I'm hoping that if I get a new job and only work L&D per diem - a few shifts a month, that it'll bring back some of the excitement about enthusiasm about birth.

It's a pet peeve of mine when patients or their families say "what a great job you have! Seeing babies born every day - how wonderful!" Not realizing that it's still WORK and HARD work. I don't want to pop their bubble and let them know that when you see birth every day, it's actually not as miraculous as it is when you see it for the first time (or when it's your own family member...)

This post is coming at the end of 3 shifts in a row, so sorry for the negativity...

I feel similarly. I find the labor and delivery part of L&D to be, frankly, rather boring. We have residents on our floor, so they manage the labors and I feel like a mere servant. Laboring and delivering a patient is just hard work.

Fortunately, we are also a critical care unit for very sick pregnant women, and I really enjoy the ICU part of L&D- women with strange and mysterious conditions under the care of the MFMs are far more interesting to me than laboring ones who want an epidural ASAP.

I remember one thing that really helped me get perspective when I woked in what we called the full service nursery (well-NICU in one big loong room.)

I thought the nurses were all burned out and mean at first because they would just ignore the babies who were crying and didn't rush over to hold and cuddle them. They said, look, if a baby is crying, it is pink and breathing, that is a good thing in my book, also it clears their lungs of any residual fluid, it's ok if a baby crys sometimes. After 6 months of attending C-sections, at risk births,

and careing for the healthy new born, I got it. Pink and breathing is good, and I wasn't cruel or evil for not rushing to their side. I did learn to help infants teach themselves to self soothe, and that a small intervention could lead to a happy baby.

I remember one thing that really helped me get perspective when I woked in what we called the full service nursery (well-NICU in one big loong room.)

I thought the nurses were all burned out and mean at first because they would just ignore the babies who were crying and didn't rush over to hold and cuddle them. They said, look, if a baby is crying, it is pink and breathing, that is a good thing in my book, also it clears their lungs of any residual fluid, it's ok if a baby crys sometimes. After 6 months of attending C-sections, at risk births,

and careing for the healthy new born, I got it. Pink and breathing is good, and I wasn't cruel or evil for not rushing to their side. I did learn to help infants teach themselves to self soothe, and that a small intervention could lead to a happy baby.

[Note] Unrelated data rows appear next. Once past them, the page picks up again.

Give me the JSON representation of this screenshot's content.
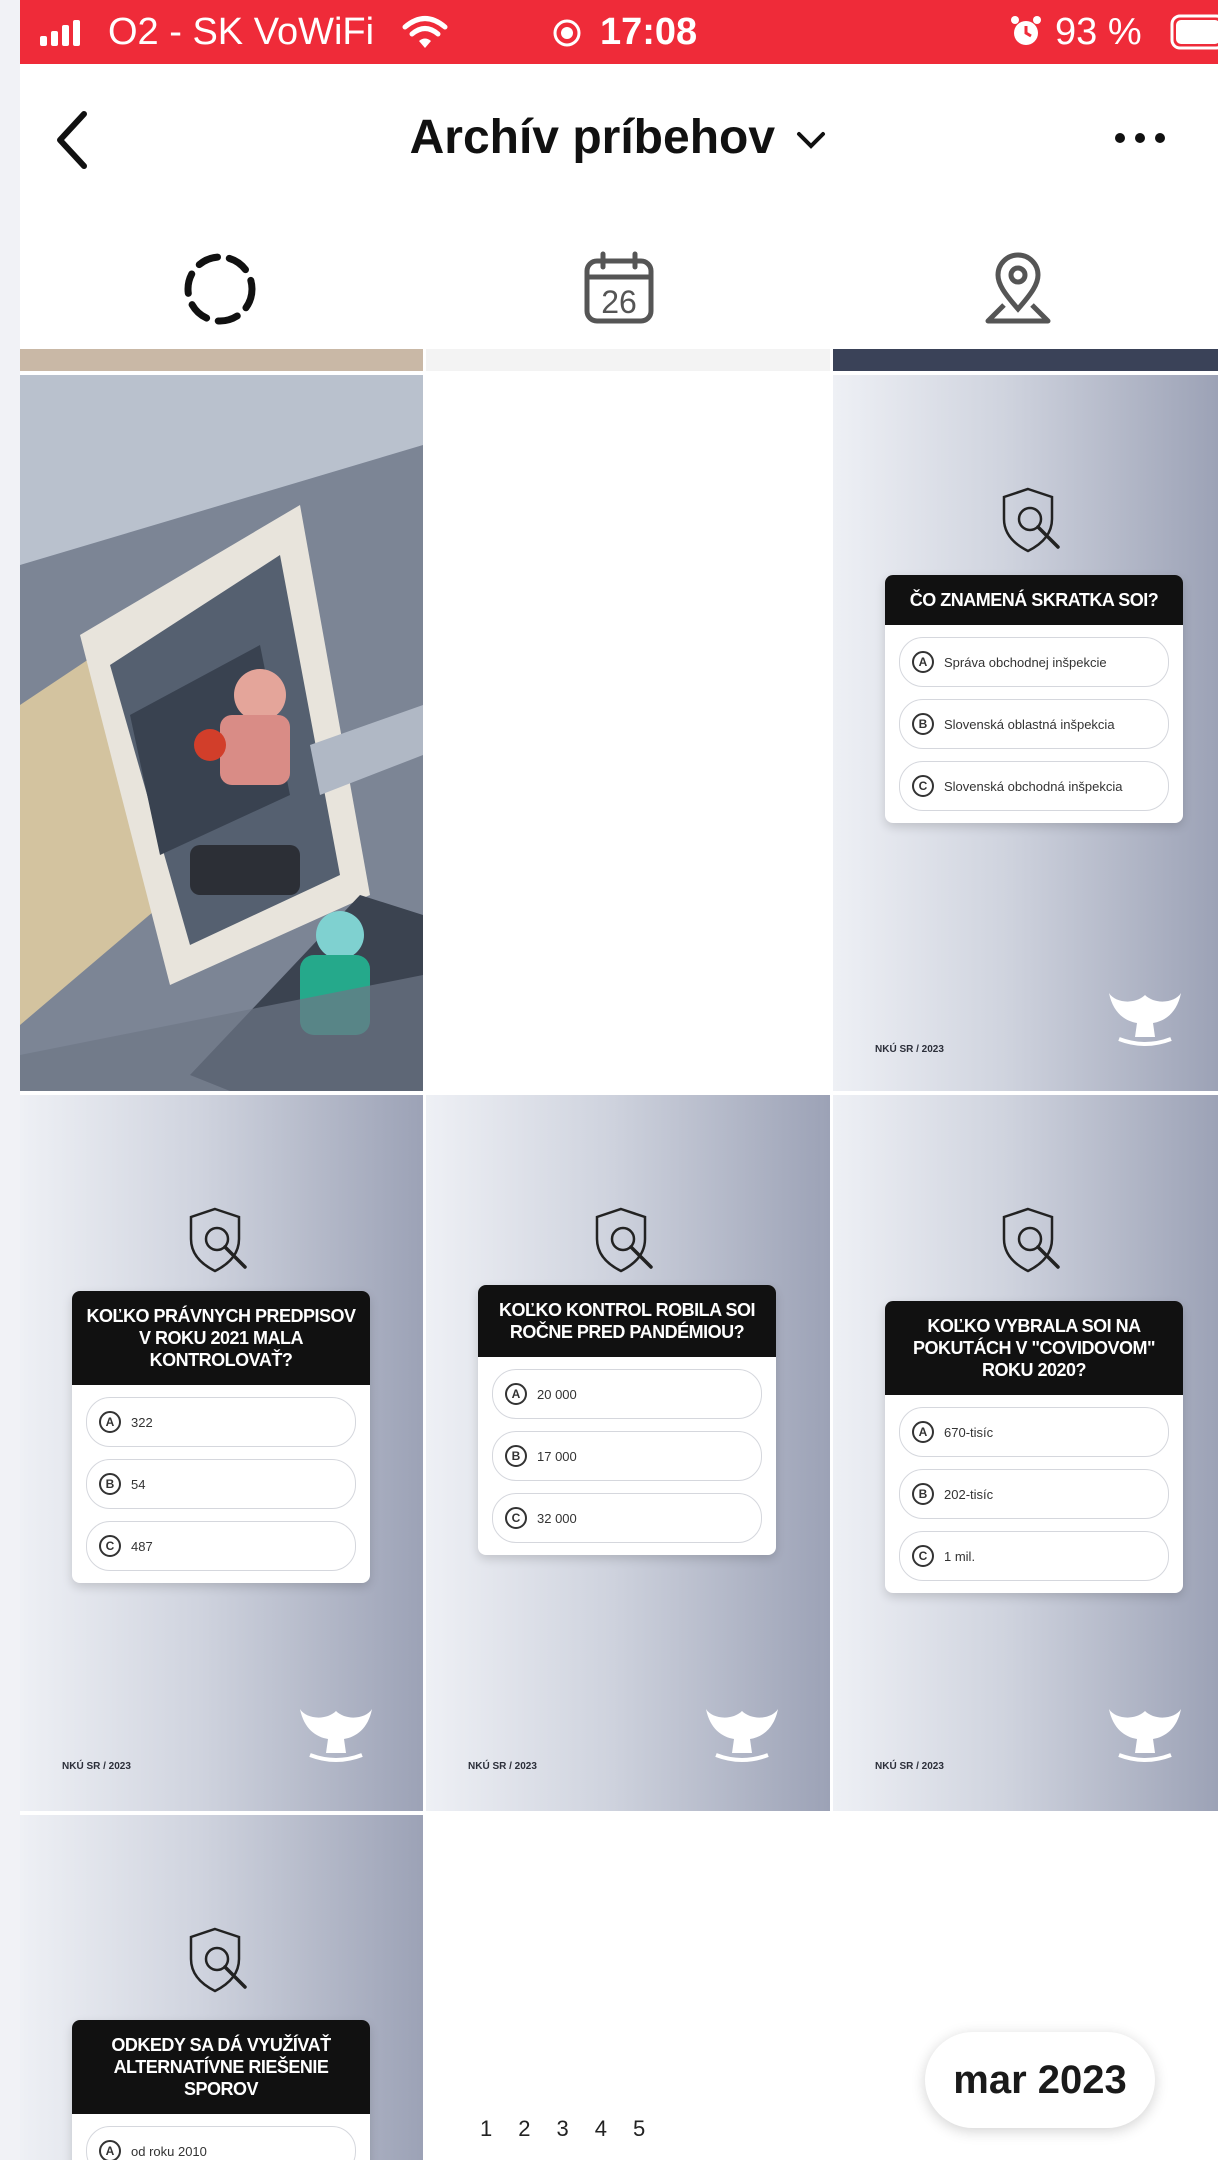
{
  "status_bar": {
    "carrier": "O2 - SK VoWiFi",
    "time": "17:08",
    "battery": "93 %",
    "icons": [
      "signal-icon",
      "wifi-icon",
      "location-icon",
      "alarm-icon",
      "battery-icon"
    ]
  },
  "header": {
    "title": "Archív príbehov",
    "icons": [
      "back-icon",
      "chevron-down-icon",
      "more-icon"
    ]
  },
  "tabs": {
    "calendar_day": "26",
    "items": [
      "stories-tab",
      "calendar-tab",
      "location-tab"
    ]
  },
  "stories": {
    "footer": "NKÚ SR / 2023",
    "cards": [
      {
        "question": "ČO ZNAMENÁ SKRATKA SOI?",
        "options": [
          {
            "letter": "A",
            "text": "Správa obchodnej inšpekcie"
          },
          {
            "letter": "B",
            "text": "Slovenská oblastná inšpekcia"
          },
          {
            "letter": "C",
            "text": "Slovenská obchodná inšpekcia"
          }
        ]
      },
      {
        "question": "KOĽKO PRÁVNYCH PREDPISOV V ROKU 2021 MALA KONTROLOVAŤ?",
        "options": [
          {
            "letter": "A",
            "text": "322"
          },
          {
            "letter": "B",
            "text": "54"
          },
          {
            "letter": "C",
            "text": "487"
          }
        ]
      },
      {
        "question": "KOĽKO KONTROL ROBILA SOI ROČNE PRED PANDÉMIOU?",
        "options": [
          {
            "letter": "A",
            "text": "20 000"
          },
          {
            "letter": "B",
            "text": "17 000"
          },
          {
            "letter": "C",
            "text": "32 000"
          }
        ]
      },
      {
        "question": "KOĽKO VYBRALA SOI NA POKUTÁCH V \"COVIDOVOM\" ROKU 2020?",
        "options": [
          {
            "letter": "A",
            "text": "670-tisíc"
          },
          {
            "letter": "B",
            "text": "202-tisíc"
          },
          {
            "letter": "C",
            "text": "1 mil."
          }
        ]
      },
      {
        "question": "ODKEDY SA DÁ VYUŽÍVAŤ ALTERNATÍVNE RIEŠENIE SPOROV",
        "options": [
          {
            "letter": "A",
            "text": "od roku 2010"
          }
        ]
      }
    ]
  },
  "month_pill": "mar 2023",
  "page_numbers": [
    "1",
    "2",
    "3",
    "4",
    "5"
  ]
}
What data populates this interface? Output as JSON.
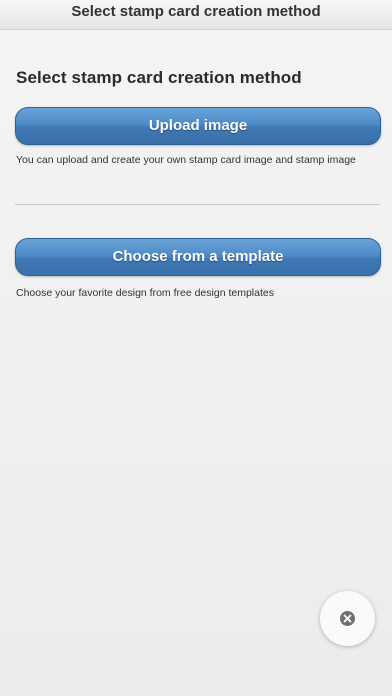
{
  "header": {
    "title": "Select stamp card creation method"
  },
  "main": {
    "title": "Select stamp card creation method",
    "options": [
      {
        "button_label": "Upload image",
        "description": "You can upload and create your own stamp card image and stamp image"
      },
      {
        "button_label": "Choose from a template",
        "description": "Choose your favorite design from free design templates"
      }
    ]
  },
  "fab": {
    "icon": "close-icon"
  }
}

I have to deal with this in postpartum. Moms and dads complain that the baby won't sleep. I have to explain that babies do cry sometimes, and they need to learn to differentiate between the low-grade, "letting off steam" cry that babies who are fed and changed sometimes make on the way to sleep and the charged-up cry a baby makes when it really needs something.

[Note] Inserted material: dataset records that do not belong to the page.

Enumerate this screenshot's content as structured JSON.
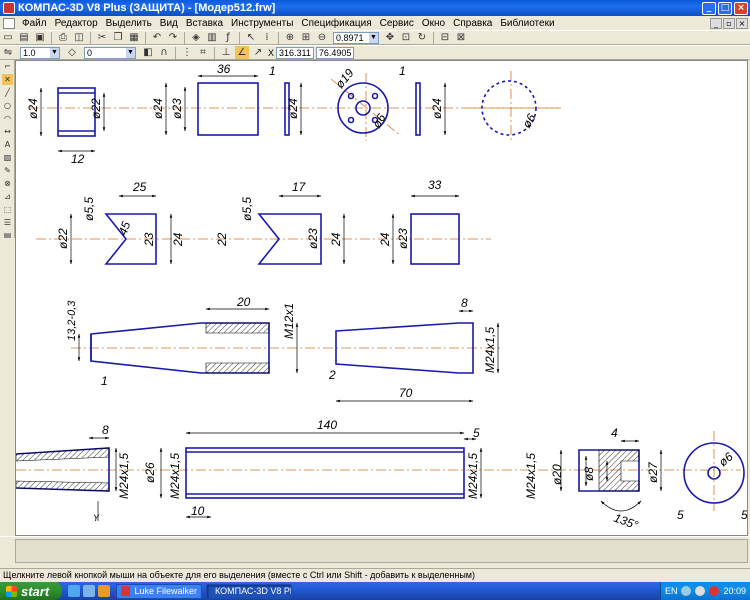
{
  "window": {
    "title": "КОМПАС-3D V8 Plus (ЗАЩИТА) - [Модер512.frw]",
    "controls": [
      "_",
      "□",
      "×"
    ]
  },
  "menu": {
    "items": [
      "Файл",
      "Редактор",
      "Выделить",
      "Вид",
      "Вставка",
      "Инструменты",
      "Спецификация",
      "Сервис",
      "Окно",
      "Справка",
      "Библиотеки"
    ]
  },
  "toolbar2": {
    "scale_value": "1.0",
    "layer_value": "0",
    "zoom_value": "0.8971",
    "coord_x": "316.311",
    "coord_y": "76.4905"
  },
  "drawing": {
    "dims": {
      "d24_a": "ø24",
      "d22_a": "ø22",
      "len12": "12",
      "d24_b": "ø24",
      "d23_a": "ø23",
      "len36": "36",
      "len1_a": "1",
      "d24_c": "ø24",
      "d19": "ø19",
      "d6_a": "ø6",
      "len1_b": "1",
      "d24_d": "ø24",
      "d6_b": "ø6",
      "d22_b": "ø22",
      "d55_a": "ø5,5",
      "len25": "25",
      "ang45": "45",
      "d23_b": "23",
      "n24_a": "24",
      "n22": "22",
      "d55_b": "ø5,5",
      "len17": "17",
      "d23_c": "ø23",
      "n24_b": "24",
      "n24_c": "24",
      "d23_d": "ø23",
      "len33": "33",
      "tol132": "13,2-0,3",
      "len20": "20",
      "m12": "M12x1",
      "label1": "1",
      "len8_a": "8",
      "m24_a": "M24x1,5",
      "label2": "2",
      "len70": "70",
      "len8_b": "8",
      "m24_b": "M24x1,5",
      "len140": "140",
      "len5": "5",
      "d26": "ø26",
      "m24_c": "M24x1,5",
      "m24_d": "M24x1,5",
      "len10": "10",
      "len4": "4",
      "m24_e": "M24x1,5",
      "d20": "ø20",
      "d8": "ø8",
      "ang135": "135°",
      "d27": "ø27",
      "label5a": "5",
      "d6_c": "ø6",
      "label5b": "5",
      "axis_y": "Y"
    }
  },
  "status": {
    "text": "Щелкните левой кнопкой мыши на объекте для его выделения (вместе с Ctrl или Shift - добавить к выделенным)"
  },
  "taskbar": {
    "start": "start",
    "tasks": [
      "Luke Filewalker",
      "КОМПАС-3D V8 Plus ..."
    ],
    "lang": "EN",
    "clock": "20:09"
  },
  "colors": {
    "part_outline": "#1a1aa8",
    "axis": "#d0782a",
    "dim": "#000000",
    "titlebar": "#0a5bd8"
  }
}
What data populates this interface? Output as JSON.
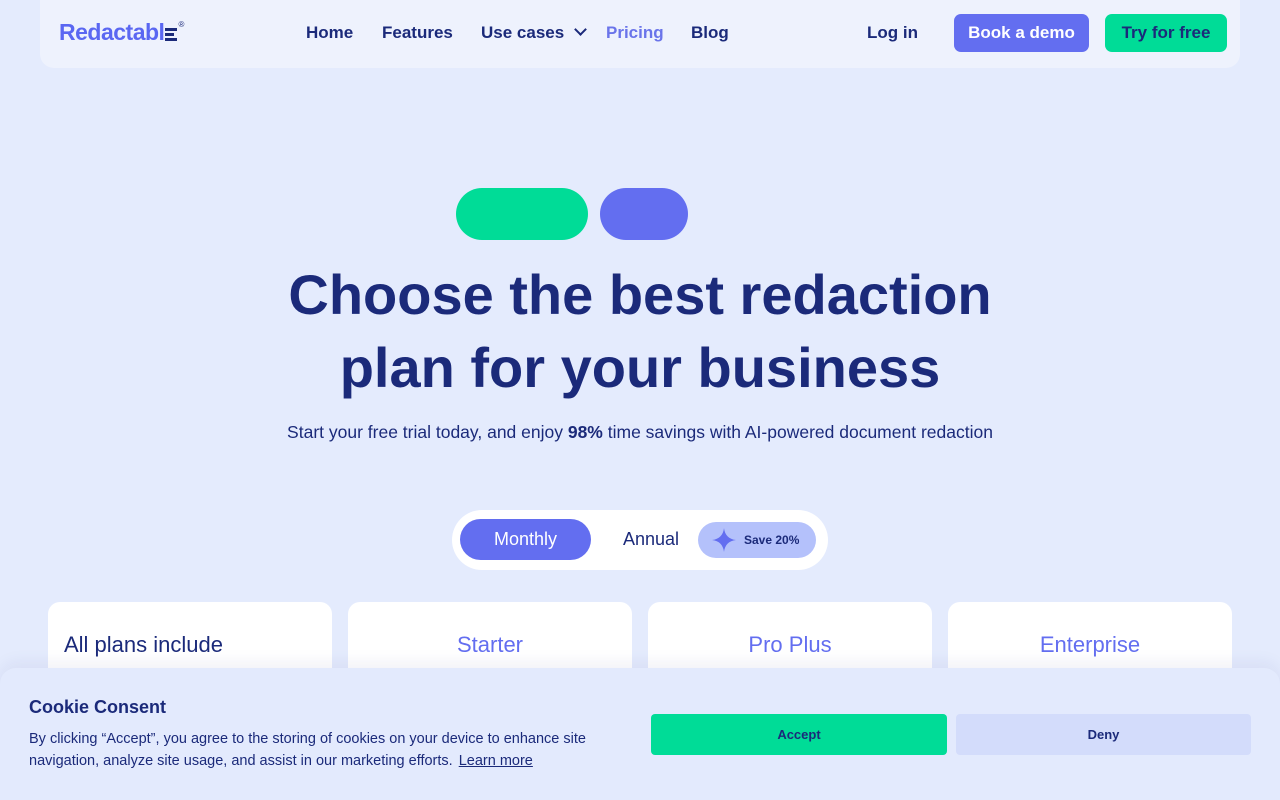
{
  "nav": {
    "logo_text": "Redactabl",
    "logo_registered": "®",
    "links": [
      {
        "label": "Home"
      },
      {
        "label": "Features"
      },
      {
        "label": "Use cases"
      },
      {
        "label": "Pricing"
      },
      {
        "label": "Blog"
      }
    ],
    "login": "Log in",
    "book_demo": "Book a demo",
    "try_free": "Try for free"
  },
  "hero": {
    "title_line1": "Choose the best redaction",
    "title_line2": "plan for your business",
    "subtitle_pre": "Start your free trial today, and enjoy ",
    "subtitle_bold": "98%",
    "subtitle_post": " time savings with AI-powered document redaction"
  },
  "billing_toggle": {
    "monthly": "Monthly",
    "annual": "Annual",
    "save_badge": "Save 20%",
    "selected": "Monthly"
  },
  "plans": [
    {
      "title": "All plans include"
    },
    {
      "title": "Starter"
    },
    {
      "title": "Pro Plus"
    },
    {
      "title": "Enterprise"
    }
  ],
  "cookie": {
    "title": "Cookie Consent",
    "text": "By clicking “Accept”, you agree to the storing of cookies on your device to enhance site navigation, analyze site usage, and assist in our marketing efforts.",
    "learn_more": "Learn more",
    "accept": "Accept",
    "deny": "Deny"
  },
  "colors": {
    "background": "#e4ebfd",
    "navy": "#1b2a7a",
    "indigo": "#636ef0",
    "green": "#00dc97",
    "badge": "#b4c1fb"
  },
  "icons": {
    "nav_dropdown": "chevron-down-icon",
    "save_badge": "sparkle-icon"
  }
}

If I have the time, I stay in the room with them and talk them through the urge to rush and pick up the baby every time it lets out a peep. I show them that if the baby's needs have been met, they need to wait at least a minute or two before picking the baby up. Even after that minute or two, they can put a hand on the swaddled kiddo and gently rock it in the crib.

The parents are amazed and relieved that even a newborn can need to vent a little and that they can soothe themselves and go to sleep if they're not snatched up from the crib with every whimper.

Of course, if baby doesn't settle, then it's time to pick her up.

But I'd say around 70% settle down and everyone gets some sleep. The parents are happier knowing they don't have to be slaves to every single cry, and they start learning, even before they leave the hospital to hear the difference in cries.

I just love teaching parents to relax and trust themselves and their child. Frantic parents make for a frantic kid and that makes everyone (even the nurses) unhappy. If they can believe that their gut will tell them when something is really wrong and that they have a whole big safety net of docs and nurses, grandparents and others who will be there for them, they're able to enjoy their baby and not treat him like a ticking time bomb.